After the puck found the back of the net, Khokhlachev — who played in his first career NHL game last April, on the final day of the 2013-14 regular season — was mobbed by his elated, beaming teammates.
“I tried not to think about anything because when you start thinking, you get nervous, and that won’t be good, you know?” Khokhlachev said with a smile. “So I tried just [not to] think about anything and just go and score.
“It’s amazing — to score that goal in the shootout, and just a good feeling to win the game. Great feeling.”
Svedberg came up huge for the Bruins in the third period — particularly during a penalty kill right after the Bruins had taken a 2-1 lead, when he stopped Foligno to hold the Blue Jackets at bay — and in overtime and the shootout. As the game progressed, the Bruins got stronger as a team, and he got stronger between the pipes, unwilling to let the early goals define his performance.
Just like he did when the Bruins needed extra time to triumph at Buffalo on Oct. 30, after spotting the Sabres an early lead, Svedberg held strong once again and gave his team a chance to win.

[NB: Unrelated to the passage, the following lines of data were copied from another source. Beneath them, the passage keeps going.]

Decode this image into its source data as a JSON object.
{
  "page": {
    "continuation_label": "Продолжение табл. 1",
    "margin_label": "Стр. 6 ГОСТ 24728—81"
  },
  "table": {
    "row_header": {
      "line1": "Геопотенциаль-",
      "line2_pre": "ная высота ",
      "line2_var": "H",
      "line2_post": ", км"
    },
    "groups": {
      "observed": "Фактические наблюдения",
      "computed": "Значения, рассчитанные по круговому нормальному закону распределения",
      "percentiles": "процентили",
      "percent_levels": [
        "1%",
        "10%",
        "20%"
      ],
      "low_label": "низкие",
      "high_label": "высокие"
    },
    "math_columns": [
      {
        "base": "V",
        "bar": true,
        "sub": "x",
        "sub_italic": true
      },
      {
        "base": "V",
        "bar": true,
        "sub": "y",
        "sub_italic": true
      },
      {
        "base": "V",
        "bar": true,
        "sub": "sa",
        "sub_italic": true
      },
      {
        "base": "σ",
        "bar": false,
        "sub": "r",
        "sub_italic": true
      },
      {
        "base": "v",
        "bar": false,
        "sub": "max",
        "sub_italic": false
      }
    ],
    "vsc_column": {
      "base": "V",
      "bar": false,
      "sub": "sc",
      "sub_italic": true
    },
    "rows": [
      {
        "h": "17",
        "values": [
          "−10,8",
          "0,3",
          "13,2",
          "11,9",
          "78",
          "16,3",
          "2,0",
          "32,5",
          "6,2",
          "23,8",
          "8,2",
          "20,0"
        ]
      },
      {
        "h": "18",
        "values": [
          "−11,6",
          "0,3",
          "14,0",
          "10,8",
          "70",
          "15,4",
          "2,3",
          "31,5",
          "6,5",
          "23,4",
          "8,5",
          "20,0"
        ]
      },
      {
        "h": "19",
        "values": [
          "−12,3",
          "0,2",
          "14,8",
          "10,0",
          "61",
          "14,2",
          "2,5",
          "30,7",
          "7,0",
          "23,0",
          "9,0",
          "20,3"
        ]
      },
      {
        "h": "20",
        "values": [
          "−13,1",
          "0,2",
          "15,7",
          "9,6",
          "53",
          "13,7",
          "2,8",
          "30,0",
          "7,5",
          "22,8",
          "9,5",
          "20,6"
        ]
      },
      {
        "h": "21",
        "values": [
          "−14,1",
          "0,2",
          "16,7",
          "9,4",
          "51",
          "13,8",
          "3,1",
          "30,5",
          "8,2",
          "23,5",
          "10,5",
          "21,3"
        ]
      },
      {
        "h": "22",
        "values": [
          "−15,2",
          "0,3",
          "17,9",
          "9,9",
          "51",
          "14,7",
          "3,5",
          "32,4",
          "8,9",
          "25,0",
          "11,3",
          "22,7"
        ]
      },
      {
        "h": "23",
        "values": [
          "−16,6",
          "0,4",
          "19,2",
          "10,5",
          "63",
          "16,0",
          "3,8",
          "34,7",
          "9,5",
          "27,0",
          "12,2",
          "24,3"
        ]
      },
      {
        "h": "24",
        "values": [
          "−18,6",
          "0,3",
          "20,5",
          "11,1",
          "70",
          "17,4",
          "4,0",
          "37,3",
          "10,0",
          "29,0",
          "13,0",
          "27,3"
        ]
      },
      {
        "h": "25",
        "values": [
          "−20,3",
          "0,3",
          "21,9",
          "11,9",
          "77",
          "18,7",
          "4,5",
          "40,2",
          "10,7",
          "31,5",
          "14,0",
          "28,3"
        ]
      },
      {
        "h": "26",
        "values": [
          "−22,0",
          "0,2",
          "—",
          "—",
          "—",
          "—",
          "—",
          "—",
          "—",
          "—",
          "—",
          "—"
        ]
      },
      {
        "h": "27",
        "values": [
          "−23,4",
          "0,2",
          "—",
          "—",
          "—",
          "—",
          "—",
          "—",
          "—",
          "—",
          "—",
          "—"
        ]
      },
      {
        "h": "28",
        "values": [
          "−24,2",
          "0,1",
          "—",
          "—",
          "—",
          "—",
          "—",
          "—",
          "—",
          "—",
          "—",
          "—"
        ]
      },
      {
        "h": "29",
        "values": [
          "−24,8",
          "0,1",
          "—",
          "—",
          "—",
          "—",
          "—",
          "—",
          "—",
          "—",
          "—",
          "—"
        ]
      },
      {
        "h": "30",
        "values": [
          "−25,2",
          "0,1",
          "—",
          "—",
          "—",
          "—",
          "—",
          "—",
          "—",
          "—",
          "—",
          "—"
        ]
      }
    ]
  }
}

“Obviously, it’s tough — the two goals against early on — but it happened before,” Svedberg said.
“Obviously, it’s tough. You got to try to just forget about it and move on to the next puck, and as the game moves on, you get to make some saves, and you kind of work your way back into the game.”
Julien couldn’t have asked for anything more from his backup goalie, who held off the Blue Jackets through seven rounds of the shootout until Khokhlachev was able to net the game-winner.
“The bottom line is, he got better as the game went on,” Julien said. “He stood tall, and for him to not give up a goal on at least seven chances, he did an outstanding job. He stood tall and gave us a chance to win.”
Bartkowski finished the night with two assists and now has three helpers in his last two games.
The last time the Bruins needed extra time to finish off a win, it was Marchand who allowed them to get the job done. This time, with some of its biggest offensive weapons out of commission, Boston had no choice but to get its offense from other sources — young, inexperienced or unexpected as those sources may have been.
“It’s really great — obviously showed a lot of character from our team,” Svedberg said. “Those kinds of wins are extra fun to win, and just a great feeling right now.
“Same time, we’ve got to move on — we have a game tomorrow. But enjoy this one, and tomorrow, move on.”